La perorata de que no existe división en el MAS y el partido en función de gobierno marcha sólido, en un solo sentido, y bajo un liderazgo único, terminó de hacerse añicos cuando el oficialismo se enfrentó al oficialismo en un acto interpelatorio, el que puso al ministro de gobierno en el banquillo de los acusados.
Y es que tan escuálida es la oposición en Bolivia que el gobierno debe enfrentarse a sí mismo para no adormecerse. Lo interesante es que el autoflagelo revela que hay más de un liderazgo en el partido que está a cargo de la conducción del Estado. ¿Cuántas cabezas hay en el MAS? Los politólogos, esos que opinan sobre política porque creen que deben hacerlo, dicen que son tres; es decir, no son compañía, sino multitud.
Pero no se trata simplemente de gente que va en direcciones distintas, sino que hay algo peor: se habla de conspiraciones internas, intenciones no solo de hacer fracasar al gobierno, sino de reemplazarlo por otro. Lo curioso es que, si se diera el cambio, no sería por otro partido, ni una corriente distinta, sino por alguien del propio MAS.
Si hay dudas sobre lo manifestado, recordemos lo que dijo el presidente Arce hace una semana…
El jefe de Estado denunció que “fuerzas antidemocráticas continúan con su labor para derrocar al Gobierno democráticamente elegido”. Si eso es verdad, es muy grave.
Tendría que ser verdad, porque la advertencia viene nada menos que de la primera autoridad política del país. Dada su condición y alta investidura, hay que presumir que se trata de una denuncia basada en pruebas. Un mandatario no puede ir de tarima en tarima lanzando acusaciones infundadas; y si el presidente Arce dice que hay conspiraciones para derrocarlo, es porque seguramente es así.
Derrocar a un gobierno es el acto delictivo más antidemocrático que se puede cometer en un país, y como tal tiene que ser investigado y severamente castigado una vez que se identifique a los responsables.
El Estado tiene sofisticados aparatos de inteligencia, los cuales se reportan al Ministerio de Gobierno, y de éste a la Presidencia del Estado boliviano. Si el presidente dice que lo quieren derrocar, él mismo tiene que conocer los detalles de quiénes intentan sacarlo del Gobierno. Es, por tanto, su obligación salir a explicarle al país quiénes están detrás de esos intentos golpistas, identificarlos, mandar a detenerlos y procesarlos. Eso sí, tendrá que hacerlo con pruebas, porque no basta con levantar el dedo acusador sin mayor respaldo.

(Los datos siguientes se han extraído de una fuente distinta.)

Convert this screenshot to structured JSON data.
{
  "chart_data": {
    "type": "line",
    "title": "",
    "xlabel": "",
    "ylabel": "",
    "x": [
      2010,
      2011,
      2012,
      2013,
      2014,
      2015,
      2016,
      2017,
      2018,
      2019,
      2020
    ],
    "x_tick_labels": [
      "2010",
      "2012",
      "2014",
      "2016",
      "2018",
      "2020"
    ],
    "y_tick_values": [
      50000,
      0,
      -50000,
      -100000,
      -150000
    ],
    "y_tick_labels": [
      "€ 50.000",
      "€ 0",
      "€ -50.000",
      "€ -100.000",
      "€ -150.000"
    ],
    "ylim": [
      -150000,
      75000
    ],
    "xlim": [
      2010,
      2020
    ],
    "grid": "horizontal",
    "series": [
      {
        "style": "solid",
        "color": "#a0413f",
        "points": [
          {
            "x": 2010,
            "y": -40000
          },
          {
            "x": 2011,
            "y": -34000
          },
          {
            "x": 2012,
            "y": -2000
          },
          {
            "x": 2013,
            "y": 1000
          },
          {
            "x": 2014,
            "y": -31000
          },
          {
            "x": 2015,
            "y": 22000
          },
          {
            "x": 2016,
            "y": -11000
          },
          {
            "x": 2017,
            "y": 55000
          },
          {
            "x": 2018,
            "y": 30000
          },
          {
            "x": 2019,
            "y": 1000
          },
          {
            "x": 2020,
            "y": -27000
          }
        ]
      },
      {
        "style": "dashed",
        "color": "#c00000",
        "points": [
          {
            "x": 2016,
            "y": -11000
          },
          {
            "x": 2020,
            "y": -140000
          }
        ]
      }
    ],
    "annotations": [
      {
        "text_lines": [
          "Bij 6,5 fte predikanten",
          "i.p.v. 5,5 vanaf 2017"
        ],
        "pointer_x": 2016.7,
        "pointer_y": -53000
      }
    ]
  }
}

Y dado que es una denuncia demasiado grave, cabe preguntarse de quién sospecha el presidente Luis Arce. ¿A qué “fuerzas antidemocráticas” se refirió el primer mandatario?
Hasta donde se puede saber por la información que circula en medios de comunicación, no se conoce de ningún intento de fuerza alguna por hacer caer a Luis Arce de su silla. Sin embargo, como nada se puede descartar, el país necesita de certidumbre y seguridad en su camino para avanzar a mejores días y para eso hay que identificar a los supuestos golpistas. No es posible mirar el futuro si tenemos las energías distraídas en combatir enemigos internos que quieren hacer daño.
Habrá que precisar, en esa tarea de identificación de los supuestos derrocadores, si se trata de fuerzas políticas de la oposición o de fuerzas del interior del propio MAS. Como se ha visto, y la interpelación a Del Castillo simplemente lo ha comprobado, el partido en función de gobierno está dividido, y no solo en dos fracciones.
Y no se trata de una división por cuestiones principistas o ideológicas. La división ha provocado que el MAS se enfrente al MAS, y también al MAS. La ambición de poder está provocando que el oficialismo se fagocite ante los ojos de la ciudadanía entera.